Q: What is the biggest way our federal tax system fights poverty?


Q: What is the biggest way our federal tax system fights poverty?

A: That would be the Earned Income Tax Credit (EITC), which has been around since 1975. As you can see in the chart above, spending on the EITC (the blue line in the chart) is more than double that on food stamps ("TANF," the green line), and it has been expanded by Republican and Democratic presidents. President Reagan called it “the best anti-poverty bill, the best pro-family measure, and the best job-creation program ever to come out of the Congress of the United States,” and President Obama said the EITC “has probably kept more people out of poverty than a whole lot of other government programs that are currently in place.” Low-income people with income earned from a job (as opposed to income from, say, investments) can claim the EITC and get a tax refund, so it puts cash directly into people's pockets for whatever they need most- up to $3,400 in 2017 for people with one child (depending on income level) and up to $6,318 for people with three or more children. If someone has no kids, though, the maximum is unfortunately only $510. Nearly all of the benefits from the EITC go to workers in the bottom 60% of income, and more than half go to those in the bottom 40% of income. One study found that many people who claim the EITC only use it for a year or two, meaning it helps people get through a tough time, and often when their kids are youngest and their own wages are at their lowest. 

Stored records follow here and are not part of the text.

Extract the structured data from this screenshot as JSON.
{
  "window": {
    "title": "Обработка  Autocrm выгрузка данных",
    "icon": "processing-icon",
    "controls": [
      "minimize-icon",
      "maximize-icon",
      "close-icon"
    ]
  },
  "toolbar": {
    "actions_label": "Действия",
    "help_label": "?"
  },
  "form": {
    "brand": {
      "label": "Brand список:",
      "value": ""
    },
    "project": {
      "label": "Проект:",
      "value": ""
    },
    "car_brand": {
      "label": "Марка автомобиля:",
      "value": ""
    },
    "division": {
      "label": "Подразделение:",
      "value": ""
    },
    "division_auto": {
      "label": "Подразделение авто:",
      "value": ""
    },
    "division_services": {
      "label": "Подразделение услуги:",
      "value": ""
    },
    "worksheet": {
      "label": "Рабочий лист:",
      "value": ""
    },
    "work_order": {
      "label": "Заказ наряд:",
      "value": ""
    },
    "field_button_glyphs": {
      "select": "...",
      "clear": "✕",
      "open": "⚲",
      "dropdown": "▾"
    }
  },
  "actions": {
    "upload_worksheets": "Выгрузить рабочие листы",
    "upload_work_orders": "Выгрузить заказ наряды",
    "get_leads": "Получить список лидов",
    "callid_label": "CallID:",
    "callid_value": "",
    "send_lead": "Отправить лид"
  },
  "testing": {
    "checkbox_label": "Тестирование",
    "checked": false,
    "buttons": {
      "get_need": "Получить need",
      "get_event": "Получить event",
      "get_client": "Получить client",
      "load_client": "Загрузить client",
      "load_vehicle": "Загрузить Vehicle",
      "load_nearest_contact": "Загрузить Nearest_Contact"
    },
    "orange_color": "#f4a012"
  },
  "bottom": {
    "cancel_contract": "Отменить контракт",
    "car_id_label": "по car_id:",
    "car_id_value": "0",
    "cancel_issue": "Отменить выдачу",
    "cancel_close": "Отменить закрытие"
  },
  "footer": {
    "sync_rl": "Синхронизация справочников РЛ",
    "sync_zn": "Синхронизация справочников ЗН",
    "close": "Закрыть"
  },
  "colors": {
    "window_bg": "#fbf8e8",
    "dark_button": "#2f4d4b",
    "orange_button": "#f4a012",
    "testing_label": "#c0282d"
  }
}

Ok, that's Stephanie's general description of the EITC, and now here's her more personal note about it: I didn't know about the EITC until 2003, when I started doing volunteer tax prep for low income people. So many of my clients have been single moms, and when you see a woman across the table from you who only made $17k last year and is raising 2 or 3 kids in the city, you know how important that refund check is. And the EITC is different from other government programs - nobody calls it "welfare" and it is truly earned. It's certainly not perfect (it is really complicated, so a lot of people need help preparing their taxes, and the error rate for EITC claims is high), but it has helped millions of Americans who are working and really need extra help. We need to bring down the hammer on any Republicans who try to cut the EITC this year when they attempt tax reform.